Agree with your first point, but Ev’s are starting to have a impact on local air quality… just because you don’t have one Dosent mean you don’t benefit
No, obviously not. Smartphones are a mixed blessing, I'm not sure we're better off with the little distraction machines, but both them and electric cars were things that could plausibly have developed more slowly, deliberately and thoughtfully over time without being "juiced" by distorted market incentives. They could have developed by companies simply evolving phones and cars over time.
They are quite useful as GPS/camera/general info lookup devices.
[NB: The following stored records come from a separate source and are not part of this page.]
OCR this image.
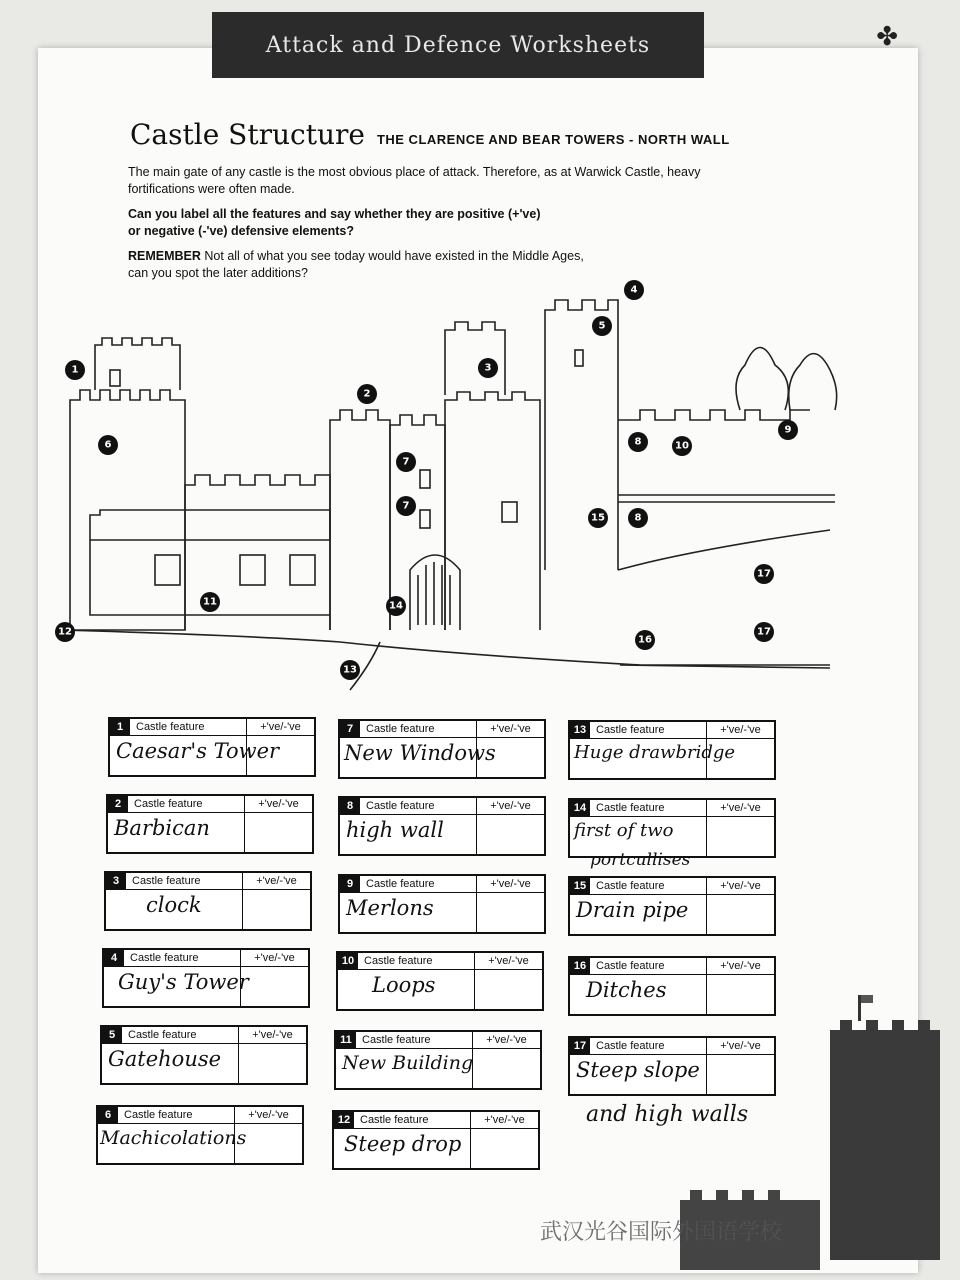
Attack and Defence Worksheets	✤
Castle Structure THE CLARENCE AND BEAR TOWERS - NORTH WALL
The main gate of any castle is the most obvious place of attack. Therefore, as at Warwick Castle, heavy fortifications were often made.
Can you label all the features and say whether they are positive (+'ve)
or negative (-'ve) defensive elements?
REMEMBER Not all of what you see today would have existed in the Middle Ages,
can you spot the later additions?
1
2
3
4
5
6
7
7
8
8
9
10
11
12
13
14
15
16
17
17
1	Castle feature	+'ve/-'ve
Caesar's Tower
2	Castle feature	+'ve/-'ve
Barbican
3	Castle feature	+'ve/-'ve
clock
4	Castle feature	+'ve/-'ve
Guy's Tower
5	Castle feature	+'ve/-'ve
Gatehouse
6	Castle feature	+'ve/-'ve
Machicolations
7	Castle feature	+'ve/-'ve
New Windows
8	Castle feature	+'ve/-'ve
high wall
9	Castle feature	+'ve/-'ve
Merlons
10 Castle feature	+'ve/-'ve
Loops
11 Castle feature	+'ve/-'ve
New Building
12 Castle feature	+'ve/-'ve
Steep drop
13 Castle feature	+'ve/-'ve
Huge drawbridge
14 Castle feature	+'ve/-'ve
first of two
portcullises
15 Castle feature	+'ve/-'ve
Drain pipe
16 Castle feature	+'ve/-'ve
Ditches
17 Castle feature	+'ve/-'ve
Steep slope
and high walls
武汉光谷国际外国语学校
But virtue of having web browsers they also channel social media. Having social media come in through our phones does make it worse, but it was already bad even on laptops. (Writing this on a social media site using my phone is kind of funny).
1) Dependence on proprietary software is at best a short-term support boon, and in the majority of cases a crippling liability when the vendor changes support terms or goes under (personal experience talking).
2) Open source software is a slow but inevitable creep towards feature-matching and quality that has borne ample fruit already.
3) As ephemeral information with near-zero material cost other than labor, software finds most low-hanging fruit quickly, while higher-hanging fruit attract the formation of non-profit foundations to continue development; there just aren't many more interesting software products to offer.
Working business models in the tech industry seem to revolve around the provisioning of hardware because buying software just isn't an appealing proposition to customers in most cases.
Sure, LLMs are interesting software, but they're a perfect demonstration: Open source LLMs already exist and gather huge momentum when released; the field is still so new that novel and efficient solutions are not the exclusive realm of proprietary research; and because of these factors, business models can't revolve around interesting model capabilities so much as provisioning the hardware they run on.